Unfortunately, writing to the stencil buffer also means writing to the color buffer. By default you can't write to just the stencil buffer. You could output a purely transparent color, but that's inefficient. Better to output a flat color and make sure it's overwritten later, or output a neutral/dark color so it's not noticeable.

Writing to the stencil buffer is similar to writing to the color buffer in that geometry is needed to generate fragments indicating which “pixels” in the stencil buffer will be written to. The difference is it's not programmable like the fragment shader, instead you have a few options to play with.

Basic flow per render/effect:

1. Enable stencil writing
2. Render whatever is creating the stencil mask
3. Disbale stencil writing, enable reading
4. Render object(s) using the values now in the stencil.

At some point you will want to clear the stencil buffer between complete frames.

Use glEnable and glStencilFunc to setup the stencil test before rendering. This tells which comparison to use and gives a hard value (called the reference value) to compare stencil buffer values to. Also pass in a bit mask that is AND with the reference value and the current stencil buffer value before comparing.
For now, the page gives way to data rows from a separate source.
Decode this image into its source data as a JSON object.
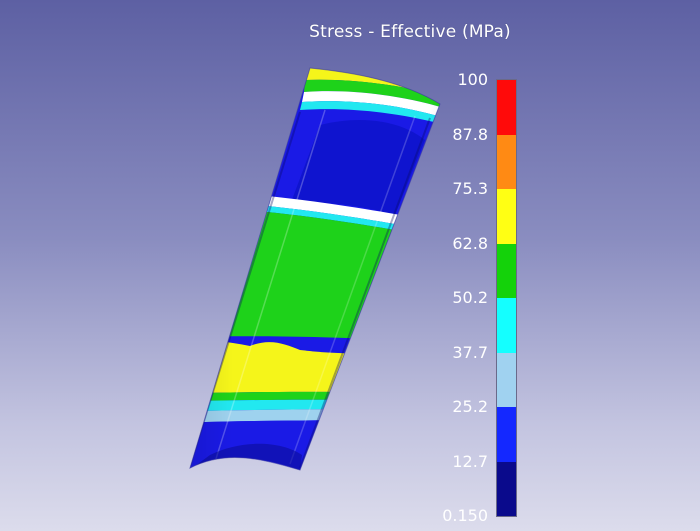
{
  "legend": {
    "title": "Stress - Effective (MPa)",
    "ticks": [
      "100",
      "87.8",
      "75.3",
      "62.8",
      "50.2",
      "37.7",
      "25.2",
      "12.7",
      "0.150"
    ],
    "colors": [
      "#ff0a0a",
      "#ff8a14",
      "#ffff14",
      "#14d20a",
      "#14ffff",
      "#a0d2f0",
      "#1428ff",
      "#0a0a8c"
    ]
  },
  "part": {
    "colors": {
      "blue": "#1a1ae6",
      "dark_blue": "#0c12c4",
      "green": "#1ed21a",
      "yellow": "#f5f51a",
      "cyan": "#22e8f0",
      "light_blue": "#9ed2ee",
      "white": "#ffffff"
    }
  }
}
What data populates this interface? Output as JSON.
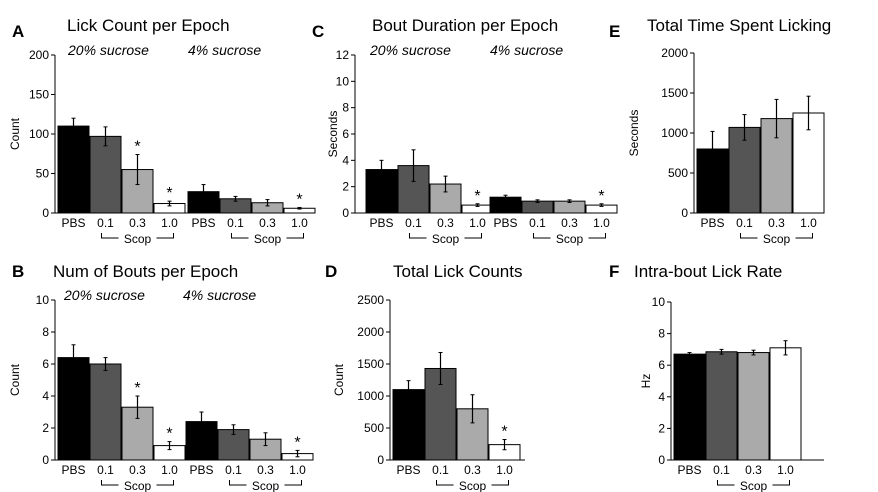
{
  "chart_data": [
    {
      "id": "A",
      "letter": "A",
      "type": "bar",
      "title": "Lick Count per Epoch",
      "ylabel": "Count",
      "ylim": [
        0,
        200
      ],
      "yticks": [
        0,
        50,
        100,
        150,
        200
      ],
      "condition_labels": [
        "20% sucrose",
        "4% sucrose"
      ],
      "categories": [
        "PBS",
        "0.1",
        "0.3",
        "1.0"
      ],
      "group_label": "Scop",
      "groups": [
        {
          "name": "20% sucrose",
          "values": [
            110,
            97,
            55,
            12
          ],
          "errors": [
            10,
            12,
            19,
            3
          ],
          "stars": [
            false,
            false,
            true,
            true
          ]
        },
        {
          "name": "4% sucrose",
          "values": [
            27,
            18,
            13,
            6
          ],
          "errors": [
            9,
            3,
            4,
            1
          ],
          "stars": [
            false,
            false,
            false,
            true
          ]
        }
      ]
    },
    {
      "id": "C",
      "letter": "C",
      "type": "bar",
      "title": "Bout Duration per Epoch",
      "ylabel": "Seconds",
      "ylim": [
        0,
        12
      ],
      "yticks": [
        0,
        2,
        4,
        6,
        8,
        10,
        12
      ],
      "condition_labels": [
        "20% sucrose",
        "4% sucrose"
      ],
      "categories": [
        "PBS",
        "0.1",
        "0.3",
        "1.0"
      ],
      "group_label": "Scop",
      "groups": [
        {
          "name": "20% sucrose",
          "values": [
            3.3,
            3.6,
            2.2,
            0.6
          ],
          "errors": [
            0.7,
            1.2,
            0.6,
            0.1
          ],
          "stars": [
            false,
            false,
            false,
            true
          ]
        },
        {
          "name": "4% sucrose",
          "values": [
            1.2,
            0.9,
            0.9,
            0.6
          ],
          "errors": [
            0.15,
            0.1,
            0.1,
            0.1
          ],
          "stars": [
            false,
            false,
            false,
            true
          ]
        }
      ]
    },
    {
      "id": "E",
      "letter": "E",
      "type": "bar",
      "title": "Total Time Spent Licking",
      "ylabel": "Seconds",
      "ylim": [
        0,
        2000
      ],
      "yticks": [
        0,
        500,
        1000,
        1500,
        2000
      ],
      "condition_labels": [],
      "categories": [
        "PBS",
        "0.1",
        "0.3",
        "1.0"
      ],
      "group_label": "Scop",
      "groups": [
        {
          "name": "",
          "values": [
            800,
            1070,
            1180,
            1250
          ],
          "errors": [
            220,
            160,
            240,
            210
          ],
          "stars": [
            false,
            false,
            false,
            false
          ]
        }
      ]
    },
    {
      "id": "B",
      "letter": "B",
      "type": "bar",
      "title": "Num of Bouts per Epoch",
      "ylabel": "Count",
      "ylim": [
        0,
        10
      ],
      "yticks": [
        0,
        2,
        4,
        6,
        8,
        10
      ],
      "condition_labels": [
        "20% sucrose",
        "4% sucrose"
      ],
      "categories": [
        "PBS",
        "0.1",
        "0.3",
        "1.0"
      ],
      "group_label": "Scop",
      "groups": [
        {
          "name": "20% sucrose",
          "values": [
            6.4,
            6.0,
            3.3,
            0.9
          ],
          "errors": [
            0.8,
            0.4,
            0.7,
            0.25
          ],
          "stars": [
            false,
            false,
            true,
            true
          ]
        },
        {
          "name": "4% sucrose",
          "values": [
            2.4,
            1.9,
            1.3,
            0.4
          ],
          "errors": [
            0.6,
            0.3,
            0.4,
            0.2
          ],
          "stars": [
            false,
            false,
            false,
            true
          ]
        }
      ]
    },
    {
      "id": "D",
      "letter": "D",
      "type": "bar",
      "title": "Total Lick Counts",
      "ylabel": "Count",
      "ylim": [
        0,
        2500
      ],
      "yticks": [
        0,
        500,
        1000,
        1500,
        2000,
        2500
      ],
      "condition_labels": [],
      "categories": [
        "PBS",
        "0.1",
        "0.3",
        "1.0"
      ],
      "group_label": "Scop",
      "groups": [
        {
          "name": "",
          "values": [
            1100,
            1430,
            800,
            240
          ],
          "errors": [
            140,
            250,
            220,
            80
          ],
          "stars": [
            false,
            false,
            false,
            true
          ]
        }
      ]
    },
    {
      "id": "F",
      "letter": "F",
      "type": "bar",
      "title": "Intra-bout Lick Rate",
      "ylabel": "Hz",
      "ylim": [
        0,
        10
      ],
      "yticks": [
        0,
        2,
        4,
        6,
        8,
        10
      ],
      "condition_labels": [],
      "categories": [
        "PBS",
        "0.1",
        "0.3",
        "1.0"
      ],
      "group_label": "Scop",
      "groups": [
        {
          "name": "",
          "values": [
            6.7,
            6.85,
            6.8,
            7.1
          ],
          "errors": [
            0.1,
            0.15,
            0.15,
            0.45
          ],
          "stars": [
            false,
            false,
            false,
            false
          ]
        }
      ]
    }
  ],
  "colors": {
    "bar_fills": [
      "#000000",
      "#555555",
      "#aaaaaa",
      "#ffffff"
    ],
    "stroke": "#000000"
  }
}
For example, using equals comparison, a reference value of 1, and a mask of 0xFF results in a stencil mask where only stencil values of 1 are considered passing.

Use glStencilOp to allow updating of the buffer. Tell it what to do when the stencil test fails, if the stencil passes but depth test fails, or both tests pass. There are several options like keep (no change), replace (with the reference value that's also used for the test), increment or decrement by 1, increment or decrement by 1 with wrapping.

Optionally, you can provide a bit mask via glStencilMask that determines which bits are allowed to be written to. Only 1 bits are allowed to be written, 0 bits are write protected. By extension, a mask of 0x00 means writing is effectively turned off regardless op settings.

That's it! It's up to you to figure out how to use it and what to do with the mask.